Why was I—a single mother with a demanding career—nursing to begin with? Why, for several months at least, did I prepare my own baby food, freezing it in BPA-free rubber trays? I’d read several studies that suggested the immunological benefits of breastfeeding were exaggerated, and the number of nights Jack and I order pizza now has certainly undone any of the good that organic strained sweet potato and amaranth cereal did in his babyhood.

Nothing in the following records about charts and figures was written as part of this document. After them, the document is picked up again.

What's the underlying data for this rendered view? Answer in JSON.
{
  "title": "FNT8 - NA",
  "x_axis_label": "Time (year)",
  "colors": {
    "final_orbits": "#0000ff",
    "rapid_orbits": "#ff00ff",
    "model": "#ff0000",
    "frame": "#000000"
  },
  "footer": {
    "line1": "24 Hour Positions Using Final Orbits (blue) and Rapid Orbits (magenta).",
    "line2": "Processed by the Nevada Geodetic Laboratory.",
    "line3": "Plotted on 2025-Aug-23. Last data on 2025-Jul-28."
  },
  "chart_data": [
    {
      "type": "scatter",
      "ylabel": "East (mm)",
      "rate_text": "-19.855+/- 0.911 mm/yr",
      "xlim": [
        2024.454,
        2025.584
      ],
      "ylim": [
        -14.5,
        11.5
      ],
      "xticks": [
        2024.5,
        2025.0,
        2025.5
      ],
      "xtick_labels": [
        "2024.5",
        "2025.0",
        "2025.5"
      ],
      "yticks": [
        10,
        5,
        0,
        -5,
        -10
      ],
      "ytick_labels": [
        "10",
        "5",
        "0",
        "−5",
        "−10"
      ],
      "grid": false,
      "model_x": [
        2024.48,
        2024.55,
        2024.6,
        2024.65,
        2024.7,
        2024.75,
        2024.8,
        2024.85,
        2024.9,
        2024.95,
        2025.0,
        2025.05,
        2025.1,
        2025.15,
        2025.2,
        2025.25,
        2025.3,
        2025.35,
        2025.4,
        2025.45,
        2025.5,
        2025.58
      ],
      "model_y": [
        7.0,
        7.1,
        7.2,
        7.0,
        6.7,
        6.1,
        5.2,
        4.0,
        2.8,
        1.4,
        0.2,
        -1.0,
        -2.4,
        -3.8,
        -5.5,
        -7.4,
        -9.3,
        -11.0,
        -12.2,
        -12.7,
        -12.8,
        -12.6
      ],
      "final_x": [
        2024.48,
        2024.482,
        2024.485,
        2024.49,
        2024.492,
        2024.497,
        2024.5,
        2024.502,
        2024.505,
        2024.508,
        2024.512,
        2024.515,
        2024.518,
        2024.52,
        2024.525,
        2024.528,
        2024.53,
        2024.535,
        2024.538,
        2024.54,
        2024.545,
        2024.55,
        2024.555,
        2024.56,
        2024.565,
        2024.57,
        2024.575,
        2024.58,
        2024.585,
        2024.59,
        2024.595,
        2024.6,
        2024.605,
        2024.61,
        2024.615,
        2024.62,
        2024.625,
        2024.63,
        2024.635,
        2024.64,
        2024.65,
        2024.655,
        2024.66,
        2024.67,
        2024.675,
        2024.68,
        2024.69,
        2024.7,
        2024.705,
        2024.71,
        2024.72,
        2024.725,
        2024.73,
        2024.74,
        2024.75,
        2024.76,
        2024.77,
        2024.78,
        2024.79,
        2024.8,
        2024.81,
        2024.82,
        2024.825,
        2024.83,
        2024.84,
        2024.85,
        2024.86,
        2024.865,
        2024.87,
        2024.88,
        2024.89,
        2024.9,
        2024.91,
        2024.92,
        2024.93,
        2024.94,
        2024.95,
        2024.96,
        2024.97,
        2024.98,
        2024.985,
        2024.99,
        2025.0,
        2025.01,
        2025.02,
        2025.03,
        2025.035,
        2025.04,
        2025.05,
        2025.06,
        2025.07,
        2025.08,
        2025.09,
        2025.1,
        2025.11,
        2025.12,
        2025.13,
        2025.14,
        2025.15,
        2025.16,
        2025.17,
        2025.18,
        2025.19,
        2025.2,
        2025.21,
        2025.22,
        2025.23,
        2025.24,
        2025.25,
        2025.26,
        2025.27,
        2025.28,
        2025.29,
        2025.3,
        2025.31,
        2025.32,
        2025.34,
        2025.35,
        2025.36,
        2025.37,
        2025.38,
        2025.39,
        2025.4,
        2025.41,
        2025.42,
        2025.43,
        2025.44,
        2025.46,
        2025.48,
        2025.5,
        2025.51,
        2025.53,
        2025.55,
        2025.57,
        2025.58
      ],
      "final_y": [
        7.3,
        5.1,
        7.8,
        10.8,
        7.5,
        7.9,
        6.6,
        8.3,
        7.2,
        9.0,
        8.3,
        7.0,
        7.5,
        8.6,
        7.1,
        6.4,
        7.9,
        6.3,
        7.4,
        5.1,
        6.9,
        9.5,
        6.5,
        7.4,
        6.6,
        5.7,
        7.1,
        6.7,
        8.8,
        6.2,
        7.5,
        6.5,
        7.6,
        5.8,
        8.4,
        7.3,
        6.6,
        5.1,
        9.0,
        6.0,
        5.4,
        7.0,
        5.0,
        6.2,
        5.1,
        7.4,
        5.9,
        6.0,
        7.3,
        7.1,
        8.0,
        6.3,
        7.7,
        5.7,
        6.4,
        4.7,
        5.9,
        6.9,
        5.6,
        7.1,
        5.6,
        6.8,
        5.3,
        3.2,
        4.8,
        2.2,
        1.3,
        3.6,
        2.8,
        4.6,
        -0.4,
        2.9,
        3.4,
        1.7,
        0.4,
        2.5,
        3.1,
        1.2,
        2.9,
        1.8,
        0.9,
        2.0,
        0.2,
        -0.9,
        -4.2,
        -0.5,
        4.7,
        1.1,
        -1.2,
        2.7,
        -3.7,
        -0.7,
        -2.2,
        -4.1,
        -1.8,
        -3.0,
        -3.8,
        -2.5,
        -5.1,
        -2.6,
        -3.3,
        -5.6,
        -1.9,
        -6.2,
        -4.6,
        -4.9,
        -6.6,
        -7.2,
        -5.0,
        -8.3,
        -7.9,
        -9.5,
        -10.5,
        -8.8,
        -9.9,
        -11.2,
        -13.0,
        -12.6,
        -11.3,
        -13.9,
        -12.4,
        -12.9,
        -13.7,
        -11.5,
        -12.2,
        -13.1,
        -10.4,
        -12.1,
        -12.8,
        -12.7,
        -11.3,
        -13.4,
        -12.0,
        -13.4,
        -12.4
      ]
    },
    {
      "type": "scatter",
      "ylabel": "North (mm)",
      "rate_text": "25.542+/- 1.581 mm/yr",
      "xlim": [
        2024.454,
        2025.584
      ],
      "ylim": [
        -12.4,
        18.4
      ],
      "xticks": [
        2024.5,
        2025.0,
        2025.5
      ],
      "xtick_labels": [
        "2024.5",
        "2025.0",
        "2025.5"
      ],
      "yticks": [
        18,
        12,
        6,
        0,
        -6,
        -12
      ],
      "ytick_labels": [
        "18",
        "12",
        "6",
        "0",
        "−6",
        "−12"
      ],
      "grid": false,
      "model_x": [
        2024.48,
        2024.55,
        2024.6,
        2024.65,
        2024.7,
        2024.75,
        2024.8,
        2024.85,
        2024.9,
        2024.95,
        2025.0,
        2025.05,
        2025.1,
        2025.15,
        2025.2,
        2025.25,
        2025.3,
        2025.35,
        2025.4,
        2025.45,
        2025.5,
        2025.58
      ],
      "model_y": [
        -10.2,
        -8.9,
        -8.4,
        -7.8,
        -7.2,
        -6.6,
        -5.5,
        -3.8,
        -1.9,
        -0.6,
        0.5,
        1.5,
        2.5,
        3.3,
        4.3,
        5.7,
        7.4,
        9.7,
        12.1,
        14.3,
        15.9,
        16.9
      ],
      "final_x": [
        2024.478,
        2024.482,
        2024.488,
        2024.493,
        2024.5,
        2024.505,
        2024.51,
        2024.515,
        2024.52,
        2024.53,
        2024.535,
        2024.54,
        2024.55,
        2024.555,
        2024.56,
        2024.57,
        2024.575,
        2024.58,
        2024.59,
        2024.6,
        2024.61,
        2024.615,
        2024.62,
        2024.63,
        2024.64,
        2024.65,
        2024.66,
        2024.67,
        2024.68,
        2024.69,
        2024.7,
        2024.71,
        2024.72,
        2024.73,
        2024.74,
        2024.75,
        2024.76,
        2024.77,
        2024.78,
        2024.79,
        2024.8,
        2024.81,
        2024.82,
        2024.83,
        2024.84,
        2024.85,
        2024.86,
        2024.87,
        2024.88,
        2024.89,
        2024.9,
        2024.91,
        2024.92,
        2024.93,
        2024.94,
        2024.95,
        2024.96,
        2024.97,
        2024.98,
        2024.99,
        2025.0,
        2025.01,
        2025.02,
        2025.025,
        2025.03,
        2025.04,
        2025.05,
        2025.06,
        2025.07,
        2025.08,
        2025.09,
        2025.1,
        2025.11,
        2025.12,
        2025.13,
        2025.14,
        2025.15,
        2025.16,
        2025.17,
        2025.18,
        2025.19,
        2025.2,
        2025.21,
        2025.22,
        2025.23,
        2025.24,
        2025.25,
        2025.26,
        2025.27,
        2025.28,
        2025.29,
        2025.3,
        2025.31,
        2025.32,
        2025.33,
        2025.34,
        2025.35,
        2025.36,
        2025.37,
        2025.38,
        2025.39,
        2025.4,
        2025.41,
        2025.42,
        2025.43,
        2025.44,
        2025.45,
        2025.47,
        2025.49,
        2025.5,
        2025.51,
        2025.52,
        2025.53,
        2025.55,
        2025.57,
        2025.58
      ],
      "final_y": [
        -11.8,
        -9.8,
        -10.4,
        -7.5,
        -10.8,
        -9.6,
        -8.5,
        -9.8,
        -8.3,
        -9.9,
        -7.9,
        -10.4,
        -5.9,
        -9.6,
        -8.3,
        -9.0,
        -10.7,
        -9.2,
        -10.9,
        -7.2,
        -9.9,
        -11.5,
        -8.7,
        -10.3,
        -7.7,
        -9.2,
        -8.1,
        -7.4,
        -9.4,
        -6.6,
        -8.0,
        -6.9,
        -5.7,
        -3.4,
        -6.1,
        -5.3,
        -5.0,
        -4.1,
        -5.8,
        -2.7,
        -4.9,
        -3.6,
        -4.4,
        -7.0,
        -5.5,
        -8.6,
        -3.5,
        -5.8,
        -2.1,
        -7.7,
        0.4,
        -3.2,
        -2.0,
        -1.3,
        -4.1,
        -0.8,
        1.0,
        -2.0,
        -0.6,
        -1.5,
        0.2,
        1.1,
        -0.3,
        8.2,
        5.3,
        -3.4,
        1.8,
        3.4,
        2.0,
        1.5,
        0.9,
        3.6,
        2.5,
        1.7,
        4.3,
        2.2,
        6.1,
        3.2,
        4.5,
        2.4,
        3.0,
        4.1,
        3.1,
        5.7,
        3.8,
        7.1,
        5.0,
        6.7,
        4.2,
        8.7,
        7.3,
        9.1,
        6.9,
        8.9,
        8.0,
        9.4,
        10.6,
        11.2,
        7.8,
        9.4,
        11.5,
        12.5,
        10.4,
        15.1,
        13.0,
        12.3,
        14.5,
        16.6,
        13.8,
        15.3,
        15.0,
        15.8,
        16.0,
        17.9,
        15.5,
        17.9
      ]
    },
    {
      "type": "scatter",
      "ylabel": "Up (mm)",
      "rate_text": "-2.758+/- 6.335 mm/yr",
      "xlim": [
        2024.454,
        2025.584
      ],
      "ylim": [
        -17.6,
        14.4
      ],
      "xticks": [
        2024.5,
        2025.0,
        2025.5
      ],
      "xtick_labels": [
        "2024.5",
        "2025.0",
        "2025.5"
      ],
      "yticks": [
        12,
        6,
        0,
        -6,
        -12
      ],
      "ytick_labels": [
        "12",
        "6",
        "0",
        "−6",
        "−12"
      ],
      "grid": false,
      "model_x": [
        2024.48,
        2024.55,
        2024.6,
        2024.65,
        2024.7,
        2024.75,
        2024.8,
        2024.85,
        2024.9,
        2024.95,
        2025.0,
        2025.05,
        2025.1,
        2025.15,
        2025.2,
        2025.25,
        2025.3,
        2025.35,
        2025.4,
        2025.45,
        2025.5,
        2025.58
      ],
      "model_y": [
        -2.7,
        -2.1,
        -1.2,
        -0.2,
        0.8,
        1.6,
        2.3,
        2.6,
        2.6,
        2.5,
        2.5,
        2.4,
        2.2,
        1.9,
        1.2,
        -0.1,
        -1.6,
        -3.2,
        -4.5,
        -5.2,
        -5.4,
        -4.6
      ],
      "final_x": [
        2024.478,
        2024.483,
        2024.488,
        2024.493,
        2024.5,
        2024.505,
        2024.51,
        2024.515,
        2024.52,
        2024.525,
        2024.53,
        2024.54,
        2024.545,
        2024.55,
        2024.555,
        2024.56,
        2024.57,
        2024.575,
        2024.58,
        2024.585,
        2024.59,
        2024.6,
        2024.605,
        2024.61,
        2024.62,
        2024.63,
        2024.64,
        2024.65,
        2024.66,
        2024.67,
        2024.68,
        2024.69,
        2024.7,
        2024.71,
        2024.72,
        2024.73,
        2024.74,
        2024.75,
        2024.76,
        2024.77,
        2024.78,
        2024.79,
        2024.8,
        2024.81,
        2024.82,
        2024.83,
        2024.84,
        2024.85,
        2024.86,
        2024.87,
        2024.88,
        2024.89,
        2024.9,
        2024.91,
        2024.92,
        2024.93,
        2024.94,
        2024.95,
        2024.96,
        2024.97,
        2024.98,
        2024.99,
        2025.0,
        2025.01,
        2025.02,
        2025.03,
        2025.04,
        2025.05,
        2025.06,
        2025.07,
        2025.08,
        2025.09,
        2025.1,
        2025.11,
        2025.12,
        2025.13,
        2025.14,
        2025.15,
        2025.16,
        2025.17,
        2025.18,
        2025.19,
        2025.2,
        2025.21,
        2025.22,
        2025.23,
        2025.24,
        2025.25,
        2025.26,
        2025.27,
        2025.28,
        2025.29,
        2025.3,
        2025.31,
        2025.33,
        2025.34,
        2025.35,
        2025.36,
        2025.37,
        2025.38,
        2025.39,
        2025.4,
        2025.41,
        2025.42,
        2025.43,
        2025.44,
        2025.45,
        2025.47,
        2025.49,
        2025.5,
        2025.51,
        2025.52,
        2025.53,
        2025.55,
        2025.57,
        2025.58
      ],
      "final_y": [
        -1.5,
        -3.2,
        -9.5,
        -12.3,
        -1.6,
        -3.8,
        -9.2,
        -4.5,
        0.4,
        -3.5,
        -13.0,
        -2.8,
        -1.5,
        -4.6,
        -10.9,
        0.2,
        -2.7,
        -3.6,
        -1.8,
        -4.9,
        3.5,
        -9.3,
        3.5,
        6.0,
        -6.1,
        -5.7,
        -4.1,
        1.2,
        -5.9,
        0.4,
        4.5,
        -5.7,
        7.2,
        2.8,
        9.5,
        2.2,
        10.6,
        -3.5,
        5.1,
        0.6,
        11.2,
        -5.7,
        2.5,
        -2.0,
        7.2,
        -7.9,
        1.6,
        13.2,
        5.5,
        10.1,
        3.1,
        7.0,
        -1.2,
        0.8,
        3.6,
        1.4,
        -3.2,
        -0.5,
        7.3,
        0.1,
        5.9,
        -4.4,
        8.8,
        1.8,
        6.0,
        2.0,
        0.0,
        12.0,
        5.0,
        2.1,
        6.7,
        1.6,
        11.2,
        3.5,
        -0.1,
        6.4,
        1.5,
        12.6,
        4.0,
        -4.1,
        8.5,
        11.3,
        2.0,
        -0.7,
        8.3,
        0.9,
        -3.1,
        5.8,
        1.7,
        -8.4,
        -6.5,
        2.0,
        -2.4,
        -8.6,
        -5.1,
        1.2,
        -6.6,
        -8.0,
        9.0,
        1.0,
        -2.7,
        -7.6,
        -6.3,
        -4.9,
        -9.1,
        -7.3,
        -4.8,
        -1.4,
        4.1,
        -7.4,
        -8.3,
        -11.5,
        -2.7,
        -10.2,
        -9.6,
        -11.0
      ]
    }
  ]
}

I would’ve denied it at the time—would have said something breezy about how nursing was just simpler than mixing bottles in the night—but the fact is that I like doing things the hard way. I’d turned down an epidural at the birth for the same reason: not because I thought the anesthesia would be any danger to Jack, but because I wanted to prove something to myself.
As the date of my trip to California approached, I resisted calling Charlie. The last time I’d heard from her at any length she had been struggling with childcare, and nothing more serious than arthritis; it seemed to me that she had less reason to be out of touch than I did, and that it was just a symptom of the haphazard way she did things. Once she had told me only the day before that she would be in New York for the weekend; could I come down from Boston? It was petty, but I resolved to do the same thing with her, and held out until two weeks before my visit, when my desire to see her took over and I emailed. This time she wrote back right away, with enthusiasm, saying that she couldn’t wait to see me; I should bring Jack and come anytime.